Devletin üzerindeki görünmez el!
Abone olTürk siyasetinin inandırılış biçimi ne? AK Parti devletini görünmez bir el mi yönetiyor? İşte yazar Sırrı Çınar'dan çarpıcı bir analiz...
"İnancın görünmeyene, bilinmeyene ve tanımlanmayana
karşı oluşan bir zihinsel eylem olduğunu bilenler bunu siyasi,
ticari ve bilumum çıkar merkezli konularda kullanmayı bilmişlerdir.
İnanç oluştuğunda yani iman edildiğinde sorgulama, araştırma ve
kabul etmeme fiilleri gerçekleşmeyecek, böylece iman edilen konu
neyse ondan elde edilecek çıkar inandıranın hanesine
yazılacaktır"
Yazar Sırrı Çınar'ın kaleme aldığı bu 'inanç merkezli faaliyet' tarih boyunca uygulanmış bir yöntemdir.

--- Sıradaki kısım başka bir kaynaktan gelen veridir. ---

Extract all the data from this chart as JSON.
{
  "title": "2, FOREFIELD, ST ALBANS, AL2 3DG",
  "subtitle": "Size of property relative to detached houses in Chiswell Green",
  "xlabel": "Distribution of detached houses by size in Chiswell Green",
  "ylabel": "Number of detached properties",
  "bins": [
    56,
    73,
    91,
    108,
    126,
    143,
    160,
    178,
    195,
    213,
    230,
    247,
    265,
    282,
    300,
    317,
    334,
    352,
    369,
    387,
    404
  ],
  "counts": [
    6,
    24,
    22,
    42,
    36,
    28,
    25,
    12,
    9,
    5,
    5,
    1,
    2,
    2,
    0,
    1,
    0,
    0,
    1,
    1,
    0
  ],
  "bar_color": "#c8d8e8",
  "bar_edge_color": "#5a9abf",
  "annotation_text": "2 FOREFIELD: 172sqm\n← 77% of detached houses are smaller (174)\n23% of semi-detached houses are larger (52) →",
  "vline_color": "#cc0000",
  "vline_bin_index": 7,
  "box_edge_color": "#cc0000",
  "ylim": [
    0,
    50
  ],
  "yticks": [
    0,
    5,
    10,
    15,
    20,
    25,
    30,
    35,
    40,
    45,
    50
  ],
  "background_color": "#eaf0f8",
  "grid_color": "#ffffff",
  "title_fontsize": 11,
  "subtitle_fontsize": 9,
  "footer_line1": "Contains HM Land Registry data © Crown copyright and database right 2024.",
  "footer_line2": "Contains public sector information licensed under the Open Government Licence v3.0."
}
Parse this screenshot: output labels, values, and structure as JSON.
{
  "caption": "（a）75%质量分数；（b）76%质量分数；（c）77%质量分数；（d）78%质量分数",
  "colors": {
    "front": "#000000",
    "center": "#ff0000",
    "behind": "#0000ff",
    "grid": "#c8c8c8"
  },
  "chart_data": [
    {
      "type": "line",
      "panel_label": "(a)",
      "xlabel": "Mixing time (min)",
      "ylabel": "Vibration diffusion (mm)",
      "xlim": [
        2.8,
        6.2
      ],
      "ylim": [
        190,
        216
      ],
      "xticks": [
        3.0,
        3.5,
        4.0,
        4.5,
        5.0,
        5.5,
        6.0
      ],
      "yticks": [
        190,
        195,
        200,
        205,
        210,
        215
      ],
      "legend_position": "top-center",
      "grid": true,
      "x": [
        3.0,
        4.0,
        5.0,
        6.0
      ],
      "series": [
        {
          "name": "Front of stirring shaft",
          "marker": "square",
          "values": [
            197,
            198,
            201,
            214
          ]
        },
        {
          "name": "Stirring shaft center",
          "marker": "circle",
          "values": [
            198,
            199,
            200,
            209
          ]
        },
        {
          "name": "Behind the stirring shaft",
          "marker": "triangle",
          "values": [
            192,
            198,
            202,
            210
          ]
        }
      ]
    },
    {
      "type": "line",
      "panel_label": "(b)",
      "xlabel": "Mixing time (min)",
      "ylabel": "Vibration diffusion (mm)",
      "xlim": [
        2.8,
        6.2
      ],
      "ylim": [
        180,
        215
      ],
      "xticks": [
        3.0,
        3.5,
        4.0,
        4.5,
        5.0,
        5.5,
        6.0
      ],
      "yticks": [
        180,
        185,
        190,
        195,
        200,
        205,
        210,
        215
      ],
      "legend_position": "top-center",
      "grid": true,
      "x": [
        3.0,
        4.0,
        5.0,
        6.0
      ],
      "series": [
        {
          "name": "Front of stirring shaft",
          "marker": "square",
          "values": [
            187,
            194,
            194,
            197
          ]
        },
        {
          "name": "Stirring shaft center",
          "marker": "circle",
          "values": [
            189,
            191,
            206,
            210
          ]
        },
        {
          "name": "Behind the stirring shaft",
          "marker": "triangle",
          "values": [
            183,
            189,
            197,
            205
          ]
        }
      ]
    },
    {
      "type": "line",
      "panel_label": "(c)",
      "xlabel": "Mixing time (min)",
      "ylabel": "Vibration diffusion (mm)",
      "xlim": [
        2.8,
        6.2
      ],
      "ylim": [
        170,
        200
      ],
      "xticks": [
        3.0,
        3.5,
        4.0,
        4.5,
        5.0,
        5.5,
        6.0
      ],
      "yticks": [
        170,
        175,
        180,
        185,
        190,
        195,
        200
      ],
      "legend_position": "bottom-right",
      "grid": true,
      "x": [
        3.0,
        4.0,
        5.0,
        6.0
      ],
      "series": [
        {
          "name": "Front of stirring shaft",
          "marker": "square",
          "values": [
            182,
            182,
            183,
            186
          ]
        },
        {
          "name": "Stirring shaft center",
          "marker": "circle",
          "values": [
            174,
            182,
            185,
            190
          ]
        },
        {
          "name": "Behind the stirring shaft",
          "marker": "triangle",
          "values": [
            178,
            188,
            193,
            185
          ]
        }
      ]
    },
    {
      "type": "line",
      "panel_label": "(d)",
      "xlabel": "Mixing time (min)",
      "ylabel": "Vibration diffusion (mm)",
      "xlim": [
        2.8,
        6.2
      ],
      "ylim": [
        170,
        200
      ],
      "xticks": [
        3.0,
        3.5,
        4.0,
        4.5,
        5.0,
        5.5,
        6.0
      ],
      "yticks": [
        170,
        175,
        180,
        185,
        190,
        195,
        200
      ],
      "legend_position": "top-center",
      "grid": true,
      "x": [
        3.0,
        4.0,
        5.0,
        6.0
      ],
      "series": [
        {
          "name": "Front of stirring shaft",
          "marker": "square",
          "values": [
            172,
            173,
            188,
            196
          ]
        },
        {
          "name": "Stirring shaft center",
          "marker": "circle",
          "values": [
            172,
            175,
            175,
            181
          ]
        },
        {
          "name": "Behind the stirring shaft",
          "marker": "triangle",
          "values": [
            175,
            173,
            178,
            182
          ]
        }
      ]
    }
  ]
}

Sırrı Çınar'ın yazısının ana teması aslında 'Allah inancını' sorgulamak değil, siyasi alanda kullanılan inandırma yöntemlerini ve bunun sonucunda elde edilebilecekleri analiz etmektir.
İnandırma sonucu, tarih boyunca 'idare edenlere' karşı itaatkar davranıldığını vurgulayan yazar Sırrı Çınar, aynı ikna ediş ve inandırmanın Türk siyasetinde de uygulandığını belirtmektedir.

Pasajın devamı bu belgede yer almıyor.